Клочья паутины
Шрифт:
Первое время я не обращал внимания на ее праздничные отлучки из дому, но вскоре во мне зашевелилось ревнивое чувство собственника — самца. Когда Фрося, лежа рядом со мной, передавала мне о том, как весело и с кем она провела предыдущую ночь, я молча отворачивался от нее и страдал от ее слов с каждым разом все больше и больше.

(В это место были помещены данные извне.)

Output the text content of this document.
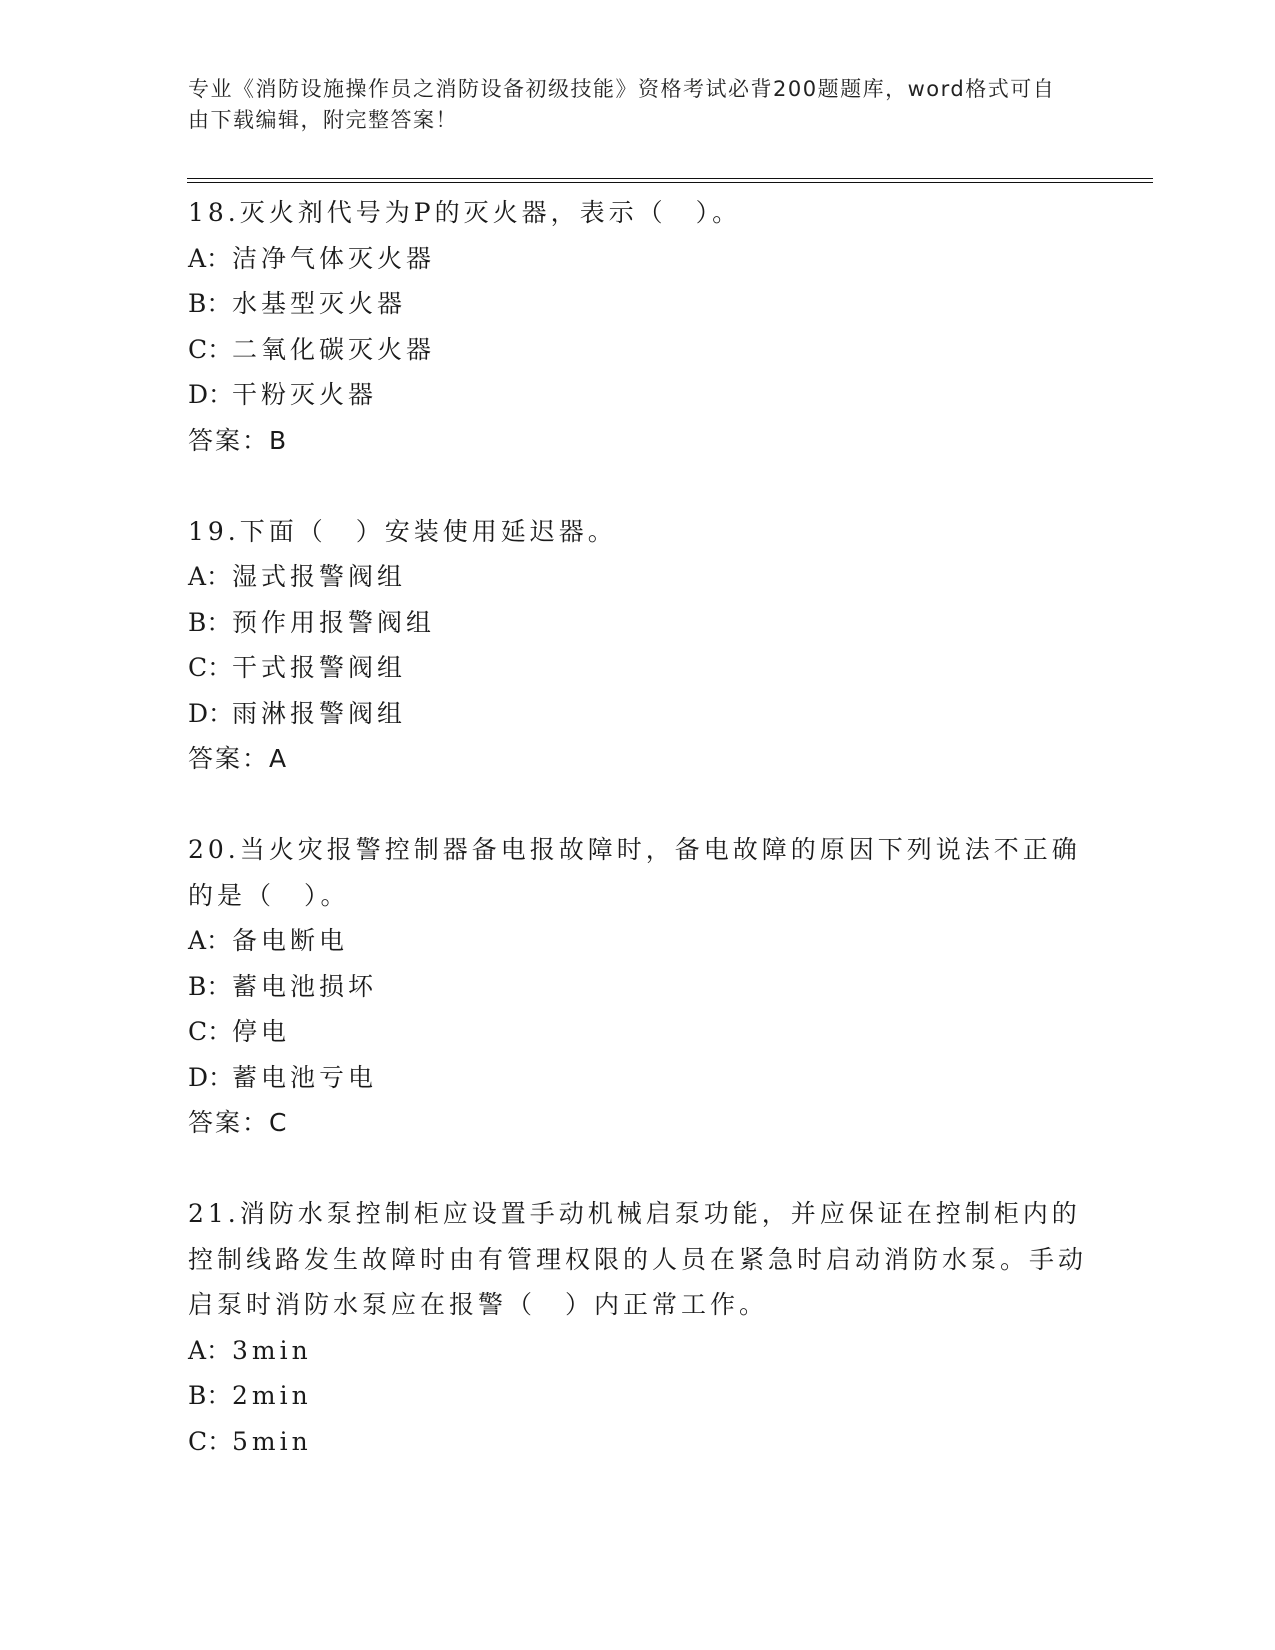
专业《消防设施操作员之消防设备初级技能》资格考试必背200题题库，word格式可自由下载编辑，附完整答案！
18.灭火剂代号为P的灭火器，表示（　）。
A：洁净气体灭火器
B：水基型灭火器
C：二氧化碳灭火器
D：干粉灭火器
答案：B
19.下面（　）安装使用延迟器。
A：湿式报警阀组
B：预作用报警阀组
C：干式报警阀组
D：雨淋报警阀组
答案：A
20.当火灾报警控制器备电报故障时，备电故障的原因下列说法不正确的是（　）。
A：备电断电
B：蓄电池损坏
C：停电
D：蓄电池亏电
答案：C
21.消防水泵控制柜应设置手动机械启泵功能，并应保证在控制柜内的控制线路发生故障时由有管理权限的人员在紧急时启动消防水泵。手动启泵时消防水泵应在报警（　）内正常工作。
A：3min
B：2min
C：5min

Не раз я, сдерживая волнение, намекал ей на то, что, сойдясь со мной, ей не следовало бы искать еще случайных любовников, но говорил это так туманно, что вряд-ли она понимала меня как следует. И Фрося попрежнему каждый праздник уходила со двора, а я, привязываясь к ней все больше и больше, доходил де отчаяния, до бешенства, но сдерживался и молчал, чувствуя, что не имею права требовать от нее того, чего мне хотелось. Наоборот, я старался обмануть себя, смягчить остроту чувства, и по субботам уходил из дому раньше Фроси, а когда она приходила,
Однажды какая-то работа заставила меня быть дома в то время, когда Фрося собиралась уйти со двора.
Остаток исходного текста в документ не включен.